In a recent op-ed, National Mining Association president and CEO Rich Nolan argues that while the United States still has a shot at winning the EV revolution, it is currently not only not in the lead, but is rather “being lapped.”

In the lead – not surprisingly to any of ARPN’s followers — is China, which jockeyed for pole position in the EV race a long time ago and has since attained a startling level of “control of the EV supply chain, particularly the production and processing of minerals that make lithium-ion batteries possible.”

The Biden Administration’s ambitious goals to electrify the U.S. vehicle fleet are well known – and consistent with recent global pledges to reduce vehicle CO2 emissions.   However, as Nolan points out, there is an “alarming disconnect between the mineral demand that U.S. energy policy is driving and the policies needed to meet it,” adding that “fully electrifying the U.S. car fleet would require increases of 127 percent, 245 percent, and 114 percent of total respective global nickel, lithium, and cobalt production from 2019.”

Failing to establish a comprehensive and robust domestic supply chain for the materials underpinning the sought-after shift to net carbon zero, writes Nolan, risks three troubling developments:

  1. The U.S. might trade “the geopolitics of the oil barrel — and reliance on OPEC — for the geopolitics of the battery and a supply chain controlled by China.” With import dependence for metals and minerals already at “alarming levels(…) [a]llowing China to potentially weaponize our mineral insecurity is a mistake we must avoid.”
  2.  U.S. and global climate efforts could be derailed: “Battery material shortfalls by 2030 could mean sharply rising battery prices and curtailed EV deployment that makes the impact of today’s semiconductor shortage and its effect on the auto market seem tame. By 2030, as many as 35 million EVs that otherwise would be on the world’s roads won’t exist due to a lack of the materials needed to produce them.”
  3. Not all nations would be equally hit by this production shortfall “[b]ecause China holds such a dominant position in the supply chain.” As such, “Chinese automakers will gain access to materials that U.S. manufacturers won’t. The competitiveness of the U.S. auto industry and the millions of jobs it supports hang in the balance.”

The challenge is clear, and awareness of the issue has been growing.  However, charting a path to success is complicated by a persisting “Not-in-my-Backyard (NIMBY)” sentiment and the notion that we can recycle, substitute, and “friend-shore” our way out of the problem, as we pointed out in a recent post.

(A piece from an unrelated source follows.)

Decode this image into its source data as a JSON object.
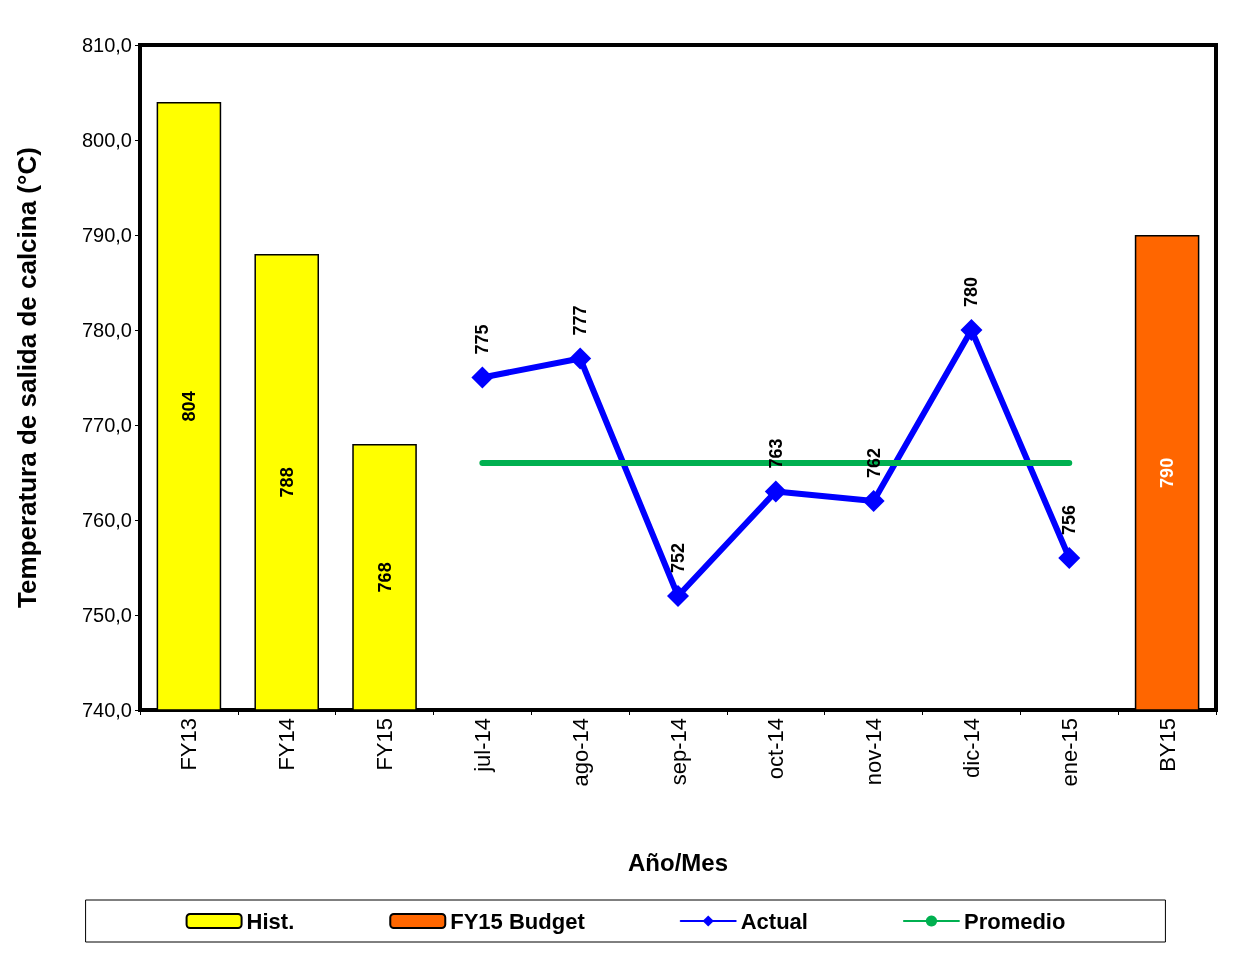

Ultimately, the only viable solution is a comprehensive “all-of-the-above” approach that acknowledges that the above-referenced approaches are all parts of the solution — but they must be complemented by support for a strong and sustainable domestic mining and processing infrastructure.  The sooner stakeholders come to terms with this reality, the more likely we are to succeed.

As Nolan concludes:

“The U.S. can win the EV revolution, produce the emissions-free vehicles essential to climate action, and ensure the auto jobs of tomorrow are American jobs, but we must make mining policy the foundation of this effort. There’s not a moment to lose.”